Be Ready before Hitting the Road
Brake-related violations – including being out of adjustment – are consistently among the leading reasons for fines or vehicles being placed out of service during CVSA inspections. Prevention of these situations begins with proper maintenance practices in the shop and driver awareness during pre-trip checks.
Drivers should visually inspect brake components and listen for air system leaks during daily walk-arounds. It takes just a quick look at the wheel-ends to reveal damaged or loose-hanging air chambers, pushrods, or slack adjusters. It’s also pretty easy to check that slack adjusters on each axle are extended out to the same angle – if they’re different, that’s an indicator of an out-of-adjustment brake, or potentially, a broken spring brake power spring.
Getting under the vehicle once or twice a week should be sufficient for checking air disc brake rotors for cracks and inspecting the lining wear on drum brakes. And at least once a month, Bendix suggests checking the air system for moisture: Contamination can break down air system components (air seals, brake modulating valves, and brake chamber diaphragms, for instance) and cause air system leaks. Oil aerosols passed through the compressor can be particularly corrosive, so when it’s time for a replacement, Bendix advises using an oil-coalescing air dryer cartridge like the Bendix® PuraGuard®.
In the garage, maintenance teams should grease generously. Insufficient greasing can leave gaps inside the brake components, like S-cam tubes or automatic slack adjusters, where condensation can form, causing rust and corrosion. Seals inside the S-cam tube are engineered to force old, excess grease out of the end of the tube near the slack adjuster.
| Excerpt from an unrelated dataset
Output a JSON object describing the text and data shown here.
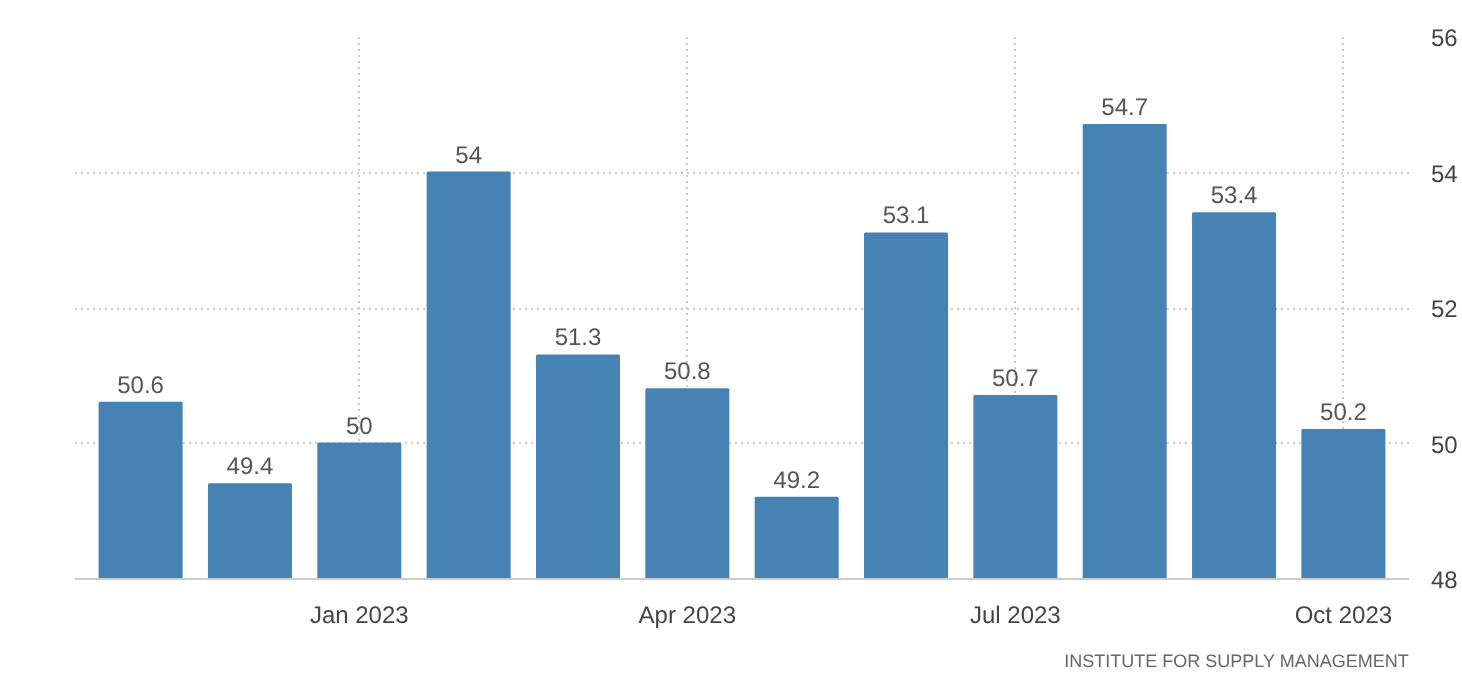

Also: Make sure to check friction regularly for cracks, missing pieces, or degradation, while ensuring that the proper friction is used when relining. Not all replacement friction marketed as acceptable for federal stopping distance requirements will actually perform to the standard. Replace friction like-for-like to maintain OEM performance.
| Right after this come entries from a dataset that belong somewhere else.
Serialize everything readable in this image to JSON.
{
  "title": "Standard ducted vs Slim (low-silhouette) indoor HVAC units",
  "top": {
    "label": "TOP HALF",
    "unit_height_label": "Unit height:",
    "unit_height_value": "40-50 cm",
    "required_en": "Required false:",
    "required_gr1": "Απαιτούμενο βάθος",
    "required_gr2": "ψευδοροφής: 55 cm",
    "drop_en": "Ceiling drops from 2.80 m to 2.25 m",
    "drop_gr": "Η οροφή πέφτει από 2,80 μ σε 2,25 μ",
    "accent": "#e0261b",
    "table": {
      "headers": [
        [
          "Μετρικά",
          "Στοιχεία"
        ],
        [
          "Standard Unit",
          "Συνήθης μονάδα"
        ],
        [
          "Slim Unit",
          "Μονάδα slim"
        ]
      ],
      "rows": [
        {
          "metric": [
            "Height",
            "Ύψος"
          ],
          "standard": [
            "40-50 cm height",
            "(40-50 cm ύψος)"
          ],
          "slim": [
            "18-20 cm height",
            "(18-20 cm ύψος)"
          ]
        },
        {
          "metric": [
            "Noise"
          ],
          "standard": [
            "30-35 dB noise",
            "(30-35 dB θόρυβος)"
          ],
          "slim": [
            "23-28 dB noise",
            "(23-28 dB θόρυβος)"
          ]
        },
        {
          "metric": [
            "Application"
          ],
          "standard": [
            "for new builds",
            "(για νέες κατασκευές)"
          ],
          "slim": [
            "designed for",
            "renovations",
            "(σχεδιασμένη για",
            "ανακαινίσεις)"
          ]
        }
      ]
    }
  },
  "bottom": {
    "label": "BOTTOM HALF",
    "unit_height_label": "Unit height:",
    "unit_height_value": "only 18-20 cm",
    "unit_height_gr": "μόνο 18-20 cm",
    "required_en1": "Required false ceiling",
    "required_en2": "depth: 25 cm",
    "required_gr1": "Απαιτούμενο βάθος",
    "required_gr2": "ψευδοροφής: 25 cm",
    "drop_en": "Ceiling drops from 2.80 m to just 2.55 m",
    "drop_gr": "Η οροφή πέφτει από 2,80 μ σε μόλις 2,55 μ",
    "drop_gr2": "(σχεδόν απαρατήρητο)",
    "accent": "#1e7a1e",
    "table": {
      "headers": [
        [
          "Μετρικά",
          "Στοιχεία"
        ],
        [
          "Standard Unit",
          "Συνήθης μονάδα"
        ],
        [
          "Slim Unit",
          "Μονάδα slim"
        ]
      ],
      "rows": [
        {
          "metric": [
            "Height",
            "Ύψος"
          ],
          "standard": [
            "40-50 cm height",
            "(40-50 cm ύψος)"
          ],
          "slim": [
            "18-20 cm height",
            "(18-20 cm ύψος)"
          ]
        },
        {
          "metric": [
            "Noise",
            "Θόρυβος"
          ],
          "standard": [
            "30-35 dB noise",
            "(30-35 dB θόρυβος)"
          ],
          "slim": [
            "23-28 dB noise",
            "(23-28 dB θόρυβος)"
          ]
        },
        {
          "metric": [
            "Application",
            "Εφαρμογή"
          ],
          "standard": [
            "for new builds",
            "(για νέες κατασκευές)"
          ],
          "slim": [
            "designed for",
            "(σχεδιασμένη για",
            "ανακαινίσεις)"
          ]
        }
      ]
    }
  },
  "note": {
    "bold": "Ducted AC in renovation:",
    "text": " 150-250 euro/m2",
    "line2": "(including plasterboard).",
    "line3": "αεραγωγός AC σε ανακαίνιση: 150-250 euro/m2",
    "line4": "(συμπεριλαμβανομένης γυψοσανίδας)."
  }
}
Finally, refer to the infographic below for tips on the different needs of disc and drum brakes.
All of this matters for the purposes of passing inspections, yes. But it matters for another vital reason as well. While today’s advanced commercial vehicle safety technologies are more effective and complex than ever, their safe operation still depends on the basic physics of a properly maintained braking system, supported by a team of professional technicians and regular, thorough maintenance practices.